Node Controller (internal/controller/infra/node_controller.go)

  • Manages Node CRDs and power state transitions
  • Finite State Machine architecture
  • Coordination locking for race prevention
  • Power operation integration (in development)

Core Controller (internal/controller/core/node_controller.go)

  • Bridges Kubernetes nodes with Node CRDs
  • Syncs node health status
  • Handles node registration/deregistration

gRPC Server (internal/grpcserver/server.go)

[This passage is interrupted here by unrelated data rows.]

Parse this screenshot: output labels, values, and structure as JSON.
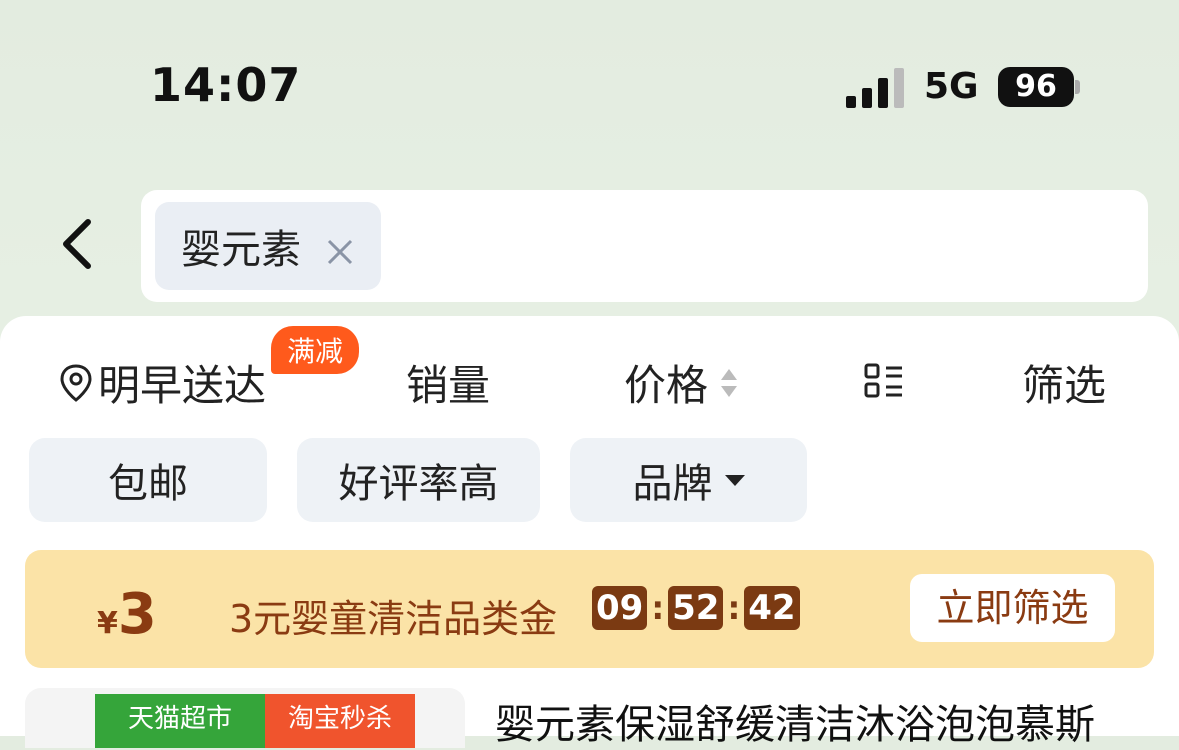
{
  "status_bar": {
    "time": "14:07",
    "network": "5G",
    "battery": "96"
  },
  "search": {
    "chip_text": "婴元素"
  },
  "sort_bar": {
    "delivery": "明早送达",
    "delivery_badge": "满减",
    "sales": "销量",
    "price": "价格",
    "filter": "筛选"
  },
  "filters": [
    "包邮",
    "好评率高",
    "品牌"
  ],
  "promo": {
    "currency": "¥",
    "amount": "3",
    "text": "3元婴童清洁品类金",
    "timer": [
      "09",
      "52",
      "42"
    ],
    "button": "立即筛选"
  },
  "product": {
    "tag1": "天猫超市",
    "tag2": "淘宝秒杀",
    "title": "婴元素保湿舒缓清洁沐浴泡泡慕斯"
  },
  "colors": {
    "accent": "#ff5a1c",
    "promo_bg": "#fbe3a7",
    "promo_text": "#8a3b12"
  }
}
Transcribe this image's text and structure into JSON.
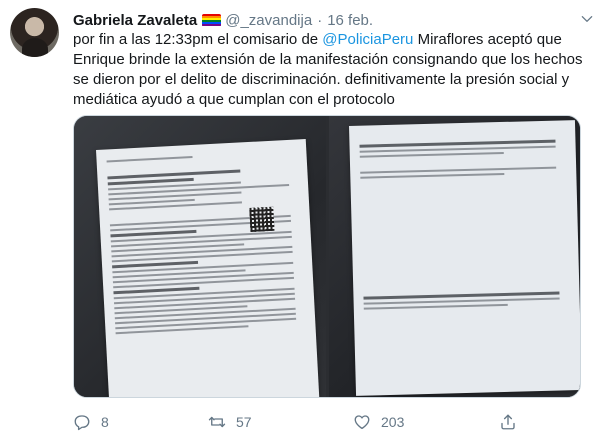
{
  "tweet": {
    "display_name": "Gabriela Zavaleta",
    "handle": "@_zavandija",
    "separator": "·",
    "date": "16 feb.",
    "text_before_mention": "por fin a las 12:33pm el comisario de ",
    "mention": "@PoliciaPeru",
    "text_after_mention": " Miraflores aceptó que Enrique brinde la extensión de la manifestación consignando que los hechos se dieron por el delito de discriminación. definitivamente la presión social y mediática ayudó a que cumplan con el protocolo"
  },
  "flag_colors": [
    "#e40303",
    "#ff8c00",
    "#ffed00",
    "#008026",
    "#004dff",
    "#750787"
  ],
  "icons": {
    "more": "chevron-down-icon",
    "reply": "reply-icon",
    "retweet": "retweet-icon",
    "like": "heart-icon",
    "share": "share-icon"
  },
  "actions": {
    "reply_count": "8",
    "retweet_count": "57",
    "like_count": "203"
  },
  "colors": {
    "link": "#1b95e0",
    "secondary_text": "#657786",
    "primary_text": "#14171a"
  }
}
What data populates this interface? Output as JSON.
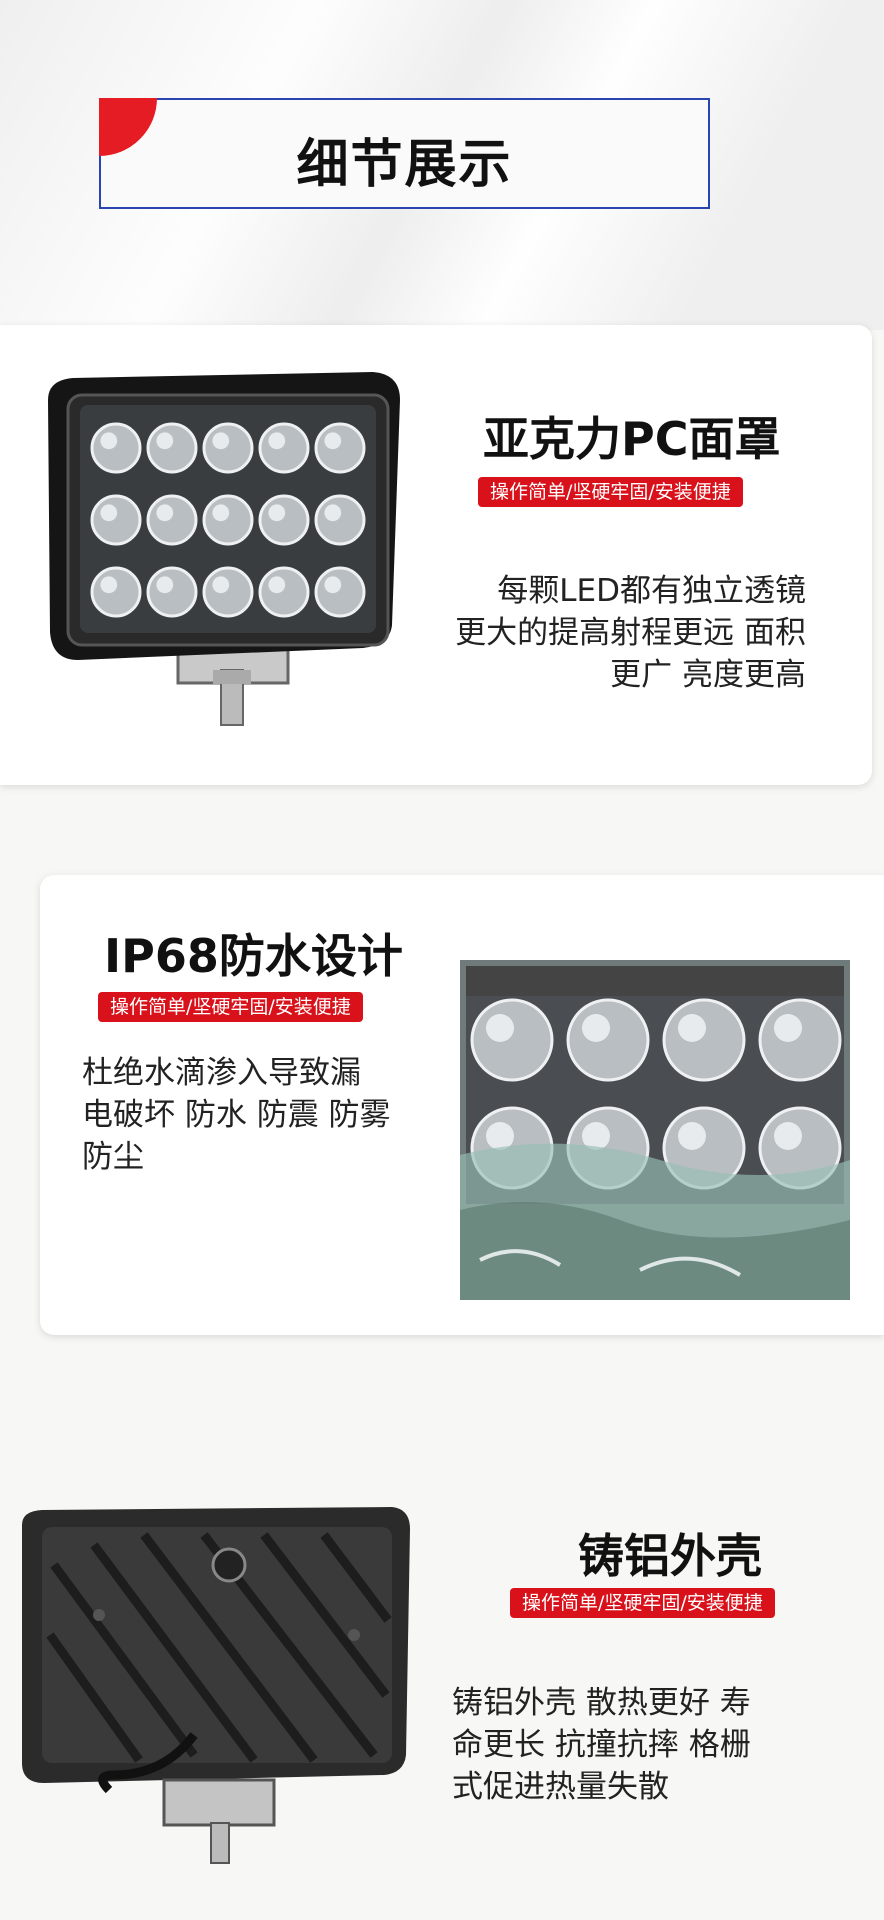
{
  "header": {
    "title": "细节展示"
  },
  "sections": [
    {
      "heading": "亚克力PC面罩",
      "tag": "操作简单/坚硬牢固/安装便捷",
      "lines": [
        "每颗LED都有独立透镜",
        "更大的提高射程更远 面积",
        "更广 亮度更高"
      ]
    },
    {
      "heading": "IP68防水设计",
      "tag": "操作简单/坚硬牢固/安装便捷",
      "lines": [
        "杜绝水滴渗入导致漏",
        "电破坏 防水 防震 防雾",
        "防尘"
      ]
    },
    {
      "heading": "铸铝外壳",
      "tag": "操作简单/坚硬牢固/安装便捷",
      "lines": [
        "铸铝外壳 散热更好 寿",
        "命更长 抗撞抗摔 格栅",
        "式促进热量失散"
      ]
    }
  ],
  "colors": {
    "accent_red": "#d8111a",
    "title_border_blue": "#2a45b0"
  }
}
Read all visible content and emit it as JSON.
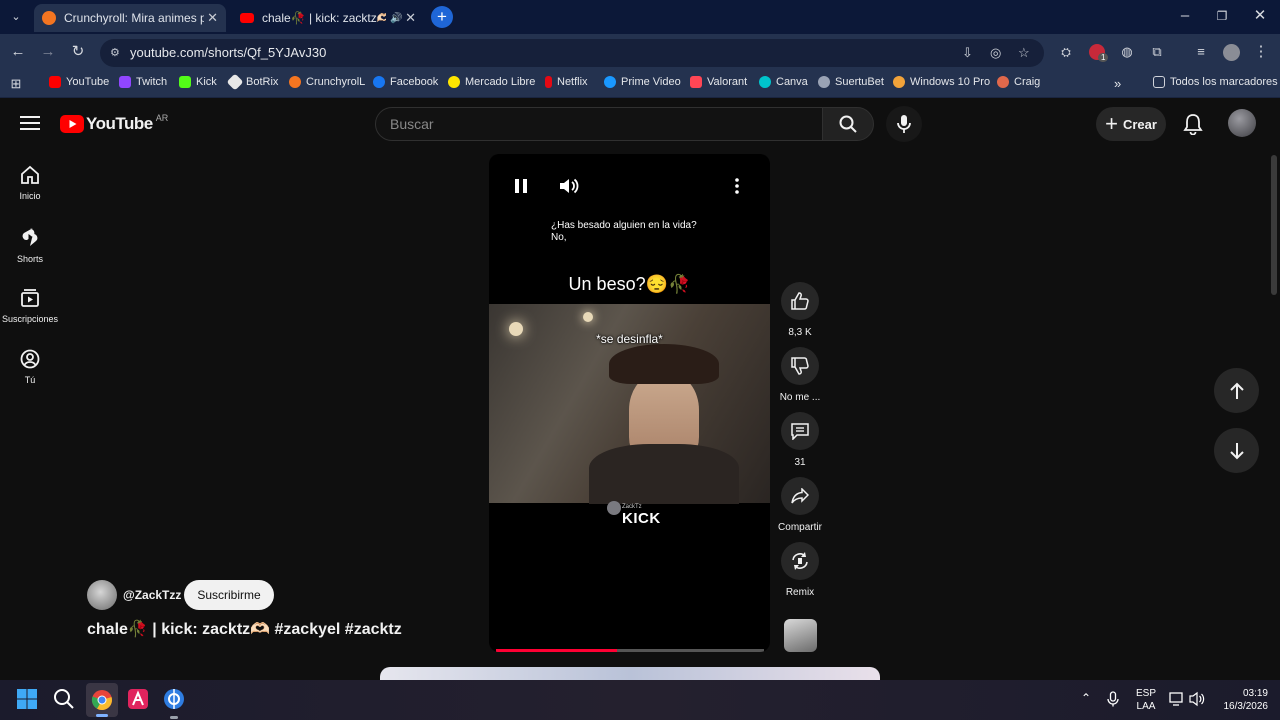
{
  "browser": {
    "tabs": [
      {
        "title": "Crunchyroll: Mira animes popul",
        "active": true
      },
      {
        "title": "chale🥀 | kick: zacktz🫶🏻 #z",
        "active": false
      }
    ],
    "url": "youtube.com/shorts/Qf_5YJAvJ30",
    "bookmarks": [
      "YouTube",
      "Twitch",
      "Kick",
      "BotRix",
      "CrunchyrolL",
      "Facebook",
      "Mercado Libre",
      "Netflix",
      "Prime Video",
      "Valorant",
      "Canva",
      "SuertuBet",
      "Windows 10 Pro",
      "Craig"
    ],
    "all_bookmarks": "Todos los marcadores",
    "profile_badge": "1"
  },
  "youtube": {
    "logo_text": "YouTube",
    "country": "AR",
    "search_placeholder": "Buscar",
    "create_label": "Crear",
    "sidebar": [
      {
        "label": "Inicio",
        "icon": "home-icon"
      },
      {
        "label": "Shorts",
        "icon": "shorts-icon"
      },
      {
        "label": "Suscripciones",
        "icon": "subscriptions-icon"
      },
      {
        "label": "Tú",
        "icon": "user-icon"
      }
    ],
    "short": {
      "caption_question": "¿Has besado alguien en la vida?",
      "caption_answer": "No,",
      "headline": "Un beso?😔🥀",
      "subtitle": "*se desinfla*",
      "watermark_user": "ZackTz",
      "watermark_brand": "KICK",
      "progress": 0.45
    },
    "actions": {
      "likes": "8,3 K",
      "dislike": "No me ...",
      "comments": "31",
      "share": "Compartir",
      "remix": "Remix"
    },
    "channel": {
      "handle": "@ZackTzz",
      "subscribe": "Suscribirme",
      "title": "chale🥀 | kick: zacktz🫶🏻 #zackyel #zacktz"
    }
  },
  "taskbar": {
    "lang": "ESP",
    "layout": "LAA",
    "time": "03:19",
    "date": "16/3/2026"
  }
}
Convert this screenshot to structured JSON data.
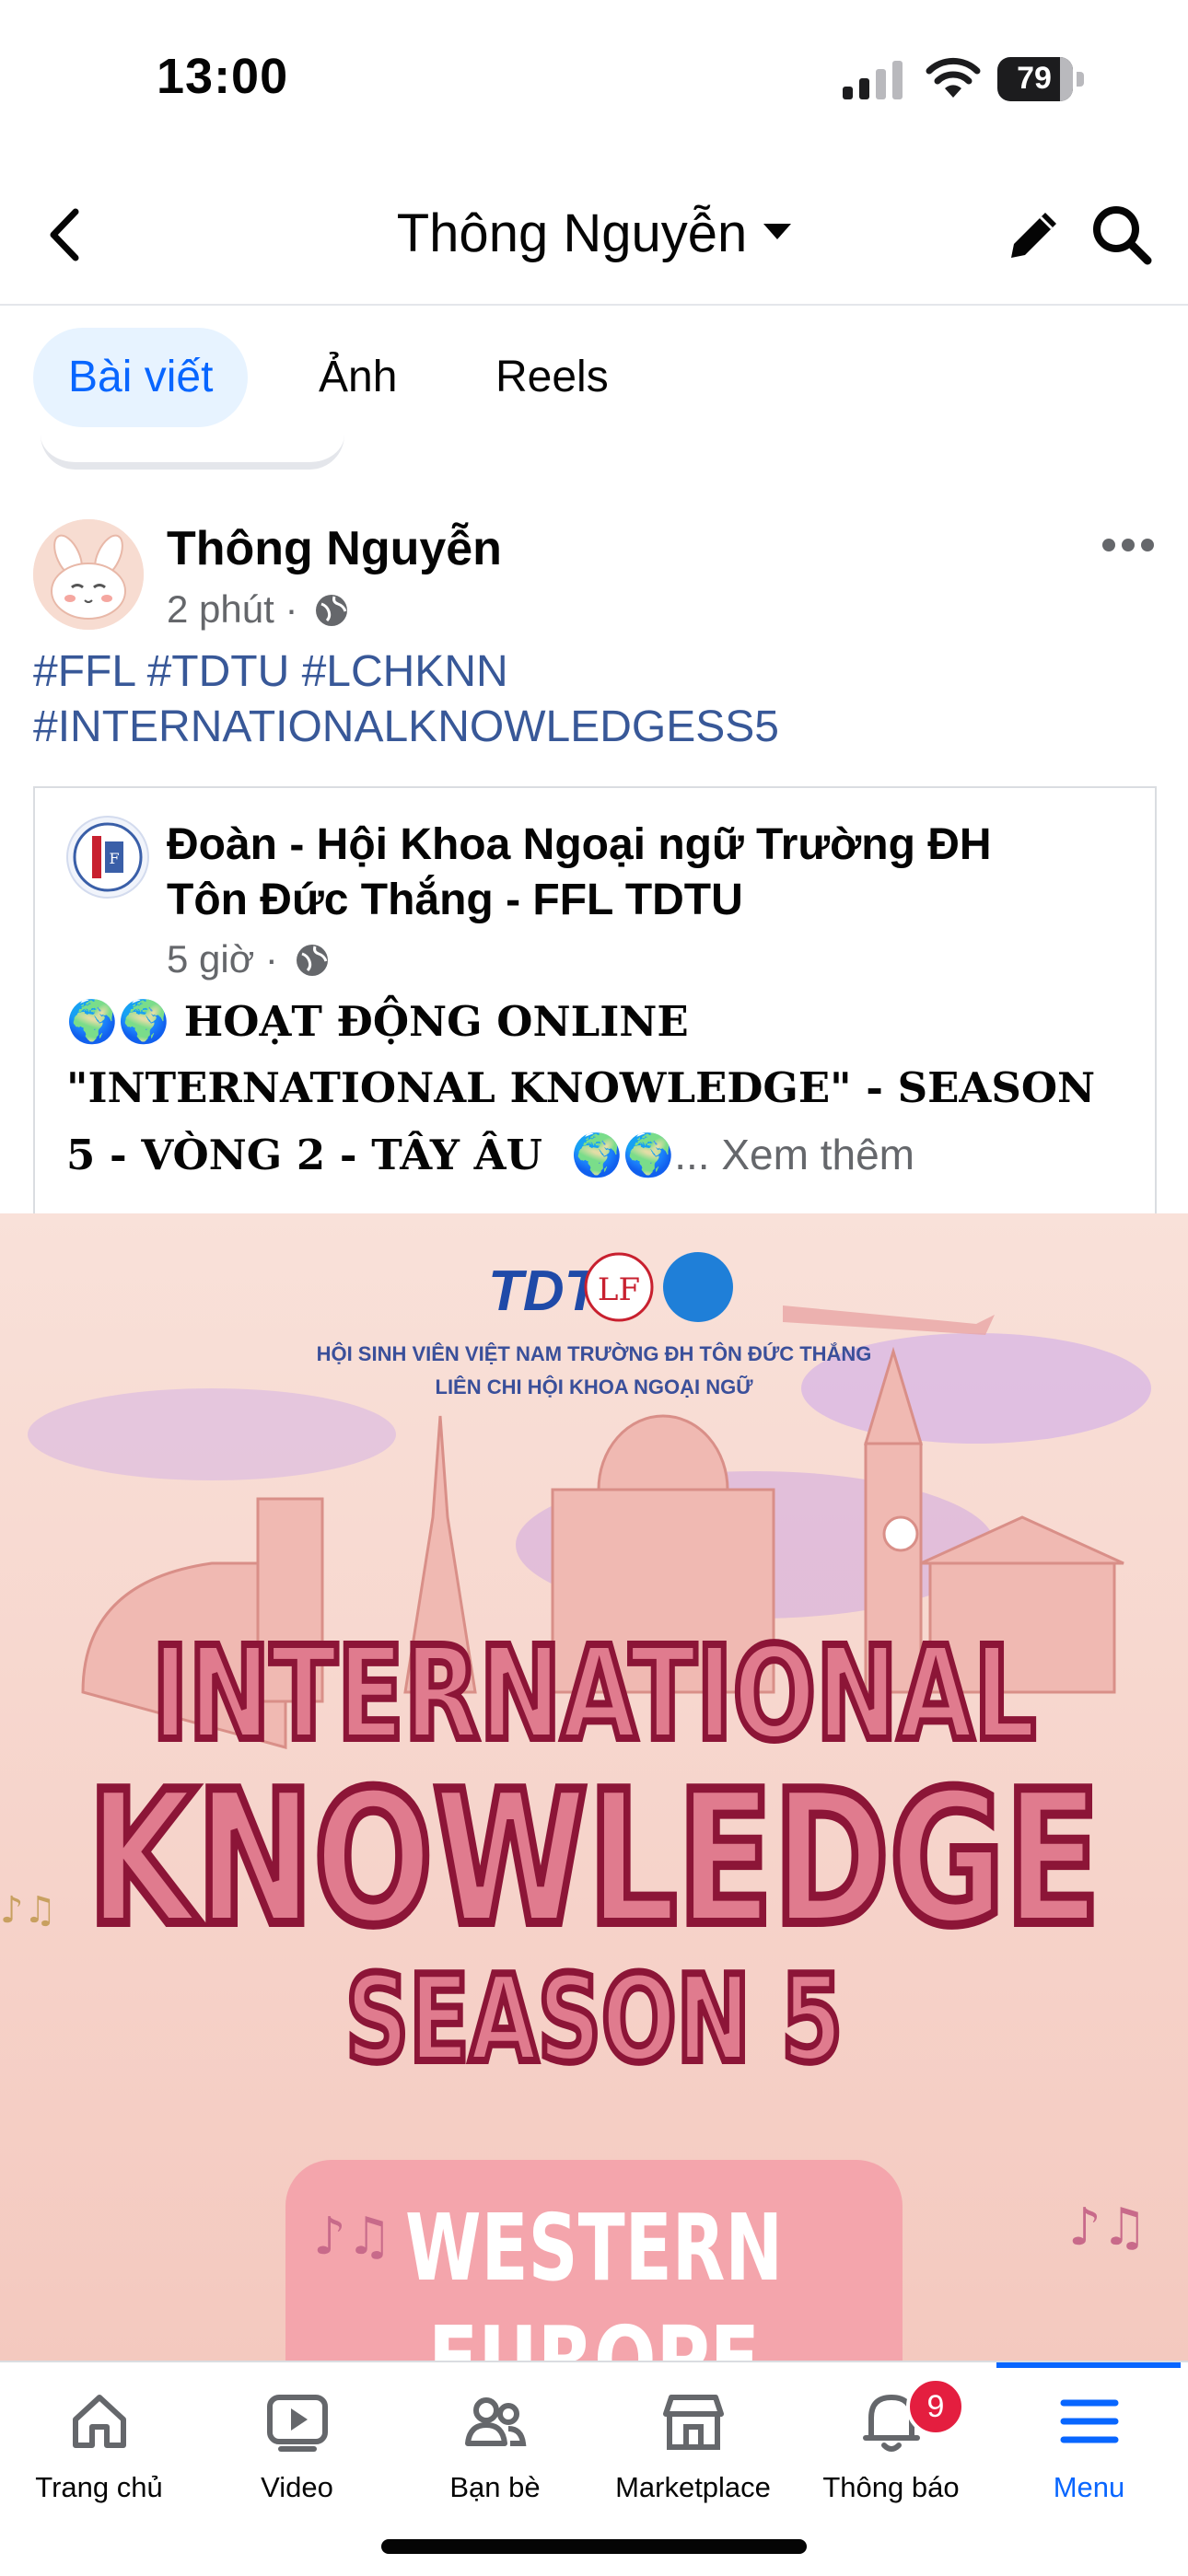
{
  "status_bar": {
    "time": "13:00",
    "battery": "79"
  },
  "header": {
    "title": "Thông Nguyễn",
    "icons": [
      "back-icon",
      "caret-down-icon",
      "edit-icon",
      "search-icon"
    ]
  },
  "tabs": [
    {
      "label": "Bài viết",
      "active": true
    },
    {
      "label": "Ảnh"
    },
    {
      "label": "Reels"
    }
  ],
  "post": {
    "author": "Thông Nguyễn",
    "time": "2 phút",
    "hashtags_line1": "#FFL #TDTU #LCHKNN",
    "hashtags_line2": "#INTERNATIONALKNOWLEDGESS5",
    "shared": {
      "page_line1": "Đoàn - Hội Khoa Ngoại ngữ Trường ĐH",
      "page_line2": "Tôn Đức Thắng - FFL TDTU",
      "time": "5 giờ",
      "text_line1": "HOẠT ĐỘNG ONLINE",
      "text_line2": "\"INTERNATIONAL KNOWLEDGE\" - SEASON",
      "text_line3": "5 - VÒNG 2 - TÂY ÂU",
      "see_more": "Xem thêm",
      "earth_emoji": "🌍"
    }
  },
  "poster": {
    "logo_text": "TDT",
    "logo2": "LF",
    "header_line1": "HỘI SINH VIÊN VIỆT NAM TRƯỜNG ĐH TÔN ĐỨC THẮNG",
    "header_line2": "LIÊN CHI HỘI KHOA NGOẠI NGỮ",
    "title_line1": "INTERNATIONAL",
    "title_line2": "KNOWLEDGE",
    "title_line3": "SEASON 5",
    "subtitle1": "WESTERN",
    "subtitle2": "EUROPE"
  },
  "bottom_nav": [
    {
      "label": "Trang chủ",
      "icon": "home-icon"
    },
    {
      "label": "Video",
      "icon": "video-icon"
    },
    {
      "label": "Bạn bè",
      "icon": "friends-icon"
    },
    {
      "label": "Marketplace",
      "icon": "marketplace-icon"
    },
    {
      "label": "Thông báo",
      "icon": "bell-icon",
      "badge": "9"
    },
    {
      "label": "Menu",
      "icon": "menu-icon",
      "active": true
    }
  ],
  "colors": {
    "accent": "#0866ff",
    "hashtag": "#385898",
    "badge": "#e41e3f",
    "poster_bg": "#f6d5cf",
    "title_fill": "#e07b8e",
    "title_stroke": "#8c1537"
  }
}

Implements Cluster Autoscaler CloudProvider interface:

Implemented:

  • NodeGroups() - Lists autoscaling groups
  • NodeGroupTargetSize() - Gets current target size
  • NodeGroupNodes() - Lists nodes in group
  • NodeGroupForNode() - Finds group for node

In Development:

  • NodeGroupIncreaseSize() - Scale up nodes
  • NodeGroupDeleteNodes() - Scale down nodes
  • NodeGroupDecreaseTargetSize() - Target size reduction

Data Flow

  1. Group Creation: User creates Group CRD → Group Controller → Updates status
  2. Node Management: Node CRD created → Node Controller → Startup job → K8s node joins
  3. Autoscaling: Cluster Autoscaler → gRPC call → Kubernetes API → Scaling action
  4. Scale Up: gRPC IncreaseSize → Find powered-off node → Set DesiredPowerState=on → Startup job
  5. Scale Down: gRPC DeleteNodes → Set DesiredPowerState=off → Drain node → Shutdown job

Design Patterns

Controller Pattern

Each CRD has dedicated controller:

  • Watch resource changes
  • Reconcile desired vs actual state
  • Update status fields
  • Handle errors and retries

Job-Based Power Management

Power operations via Kubernetes Jobs:

  • Startup jobs: Execute power-on commands
  • Shutdown jobs: Graceful power-off
  • Isolation: Operations in containers
  • Monitoring: Job status indicates success/failure

Health Monitoring

Node health determined by:

  • Power state (on/off)
  • Kubernetes node readiness
  • Progress tracking
  • Periodic health checks

Integration Points

Cluster Autoscaler

Standard gRPC CloudProvider interface for integration.

Kubernetes API

Controllers use controller-runtime for:

  • Watching CRD changes
  • Updating resource status
  • Creating/managing Jobs
  • Monitoring node events

Webhook Validation

Admission webhooks provide:

  • Validation - Ensure CRD requirements
  • Mutation - Set default values
  • Security - Prevent invalid configurations

Configuration

Namespace

  • Hardcoded to homelab-autoscaler-system
  • No custom namespace option yet

gRPC Server

  • Enabled on port 50051 by default
  • Configurable via command-line flags
  • TLS not implemented

Health Checks

  • Default: Every 10 seconds
  • Configurable via CronJob schedule

Security

RBAC

Controllers need permissions for:

  • Group/Node CRD operations
  • Job creation/monitoring
  • Kubernetes node reading
  • CronJob creation

Job Security

Startup/shutdown jobs:

  • Minimal required permissions
  • Secrets/ConfigMaps for credentials
  • Network policy isolation

Scalability

  • Controller-runtime leader election
  • gRPC server is stateless (horizontal scaling)